Wilson, always under attack in the United States for being too soft, responded with a call for "armed neutrality," which meant the arming of U.S. merchant ships to defend themselves against submarines. The British moved to influence opinion in the United States, and on February 28 it made public a telegram that Germany's new Secretary of State, Arthur Zimmermann, had sent in mid-January to the German minister in Mexico. The telegram advised the minister in Mexico that war between the United States and Germany might come with Germany's new submarine offensive and that the minister was to offer Mexico an alliance with Germany and promise Mexico the return of Arizona, New Mexico and Texas. In learning of the telegram, the U.S. public was aroused. It was the wave of indignation that Wilson had feared.
A filibuster in the U.S. Senate killed the bill for arming merchant ships. And during the month of March, Americans debated whether to go to war. Pacifists in the United States had some stature, with roots going back into the 19th century in the abolitionist, woman's suffrage and labor movements. The socialist leader, Eugene Debs, came out of retirement and described the war as a squabble over profits for businessmen and munitions makers. Socialists accused big business of fomenting war in order to profit from arms sales, and they complained that the United States was going to war for the capitalist class at the expense of the working class. Anarchists, leftist labor leaders, pacifist Christian ministers, various editors and a few politicians held firm against the war. In the U.S., millions were against going to war in Europe, but millions favored war, believing that Americans should stand up and fight for America's rights. Theodore Roosevelt was with those favoring war. Roosevelt still believed that fighting wars was spiritually uplifting. And now that Russia had overthrown its monarchy and transformed itself into a democracy, it was argued that the United States would be fighting a war against autocracy.
A majority in Congress favored war, and Wilson found his advisors unanimously in favor of war. Wilson feared that war might bring a spirit of brutality to the U.S. and jeopardize reforms. He agonized. No evidence exists that he was influenced by a desire to serve armament manufacturers or to save the investments of those who had been lending money to the Entente powers – largely men who had opposed him in his run for office in 1916 and whom Wilson owed nothing.
Wilson came down on the side of his advisors, and he created a rationale for his decision. He went before a joint session of Congress and announced that the United States would not choose "the path of submission." The world, he told Congress and the nation, must be "made safe for democracy." He called for a new balance of power. And at the end of his speech, when he asked for a declaration of war, the Congress exploded in applause.
On April 6 the House of Representatives voted 373 to 50 in favor of declaring war, and the Senate voted in favor by 82 to 6. Rather than having been made somber by the weight of their decision, congressmen greeted the results of their votes by standing on their chairs, waving their American flag lapel pins and cheering.

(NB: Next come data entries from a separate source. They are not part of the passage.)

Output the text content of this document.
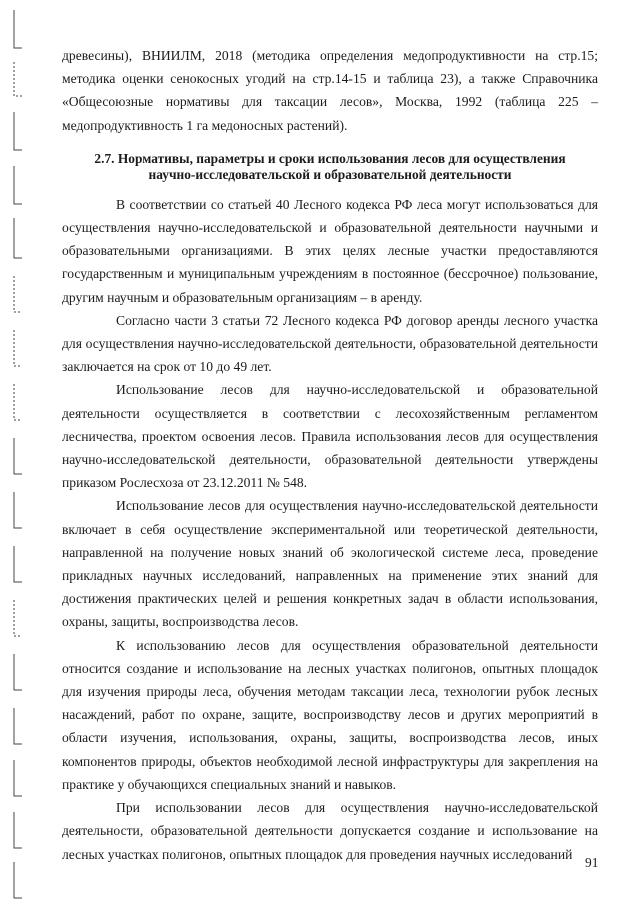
древесины), ВНИИЛМ, 2018 (методика определения медопродуктивности на стр.15; методика оценки сенокосных угодий на стр.14-15 и таблица 23), а также Справочника «Общесоюзные нормативы для таксации лесов», Москва, 1992 (таблица 225 – медопродуктивность 1 га медоносных растений).

2.7. Нормативы, параметры и сроки использования лесов для осуществления
научно-исследовательской и образовательной деятельности

В соответствии со статьей 40 Лесного кодекса РФ леса могут использоваться для осуществления научно-исследовательской и образовательной деятельности научными и образовательными организациями. В этих целях лесные участки предоставляются государственным и муниципальным учреждениям в постоянное (бессрочное) пользование, другим научным и образовательным организациям – в аренду.

Согласно части 3 статьи 72 Лесного кодекса РФ договор аренды лесного участка для осуществления научно-исследовательской деятельности, образовательной деятельности заключается на срок от 10 до 49 лет.

Использование лесов для научно-исследовательской и образовательной деятельности осуществляется в соответствии с лесохозяйственным регламентом лесничества, проектом освоения лесов. Правила использования лесов для осуществления научно-исследовательской деятельности, образовательной деятельности утверждены приказом Рослесхоза от 23.12.2011 № 548.

Использование лесов для осуществления научно-исследовательской деятельности включает в себя осуществление экспериментальной или теоретической деятельности, направленной на получение новых знаний об экологической системе леса, проведение прикладных научных исследований, направленных на применение этих знаний для достижения практических целей и решения конкретных задач в области использования, охраны, защиты, воспроизводства лесов.

К использованию лесов для осуществления образовательной деятельности относится создание и использование на лесных участках полигонов, опытных площадок для изучения природы леса, обучения методам таксации леса, технологии рубок лесных насаждений, работ по охране, защите, воспроизводству лесов и других мероприятий в области изучения, использования, охраны, защиты, воспроизводства лесов, иных компонентов природы, объектов необходимой лесной инфраструктуры для закрепления на практике у обучающихся специальных знаний и навыков.

При использовании лесов для осуществления научно-исследовательской деятельности, образовательной деятельности допускается создание и использование на лесных участках полигонов, опытных площадок для проведения научных исследований

91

Billy Sunday was cheered by the decision, and his view was echoed by the Los Angeles Times, which joined Billy Sunday in claiming that the United States was on its way to fighting "Christ's war." Some pacifistic ministers protested that the war was a violation of Christianity. A few Americans were embittered, and some saw Wilson as acting on behalf of big business. But many who had opposed going to war or had had doubts about it now believed that it was their duty to support the war effort. War meant that young American men would die, and the patriotic thing to do was to lend a hand in the coming struggle.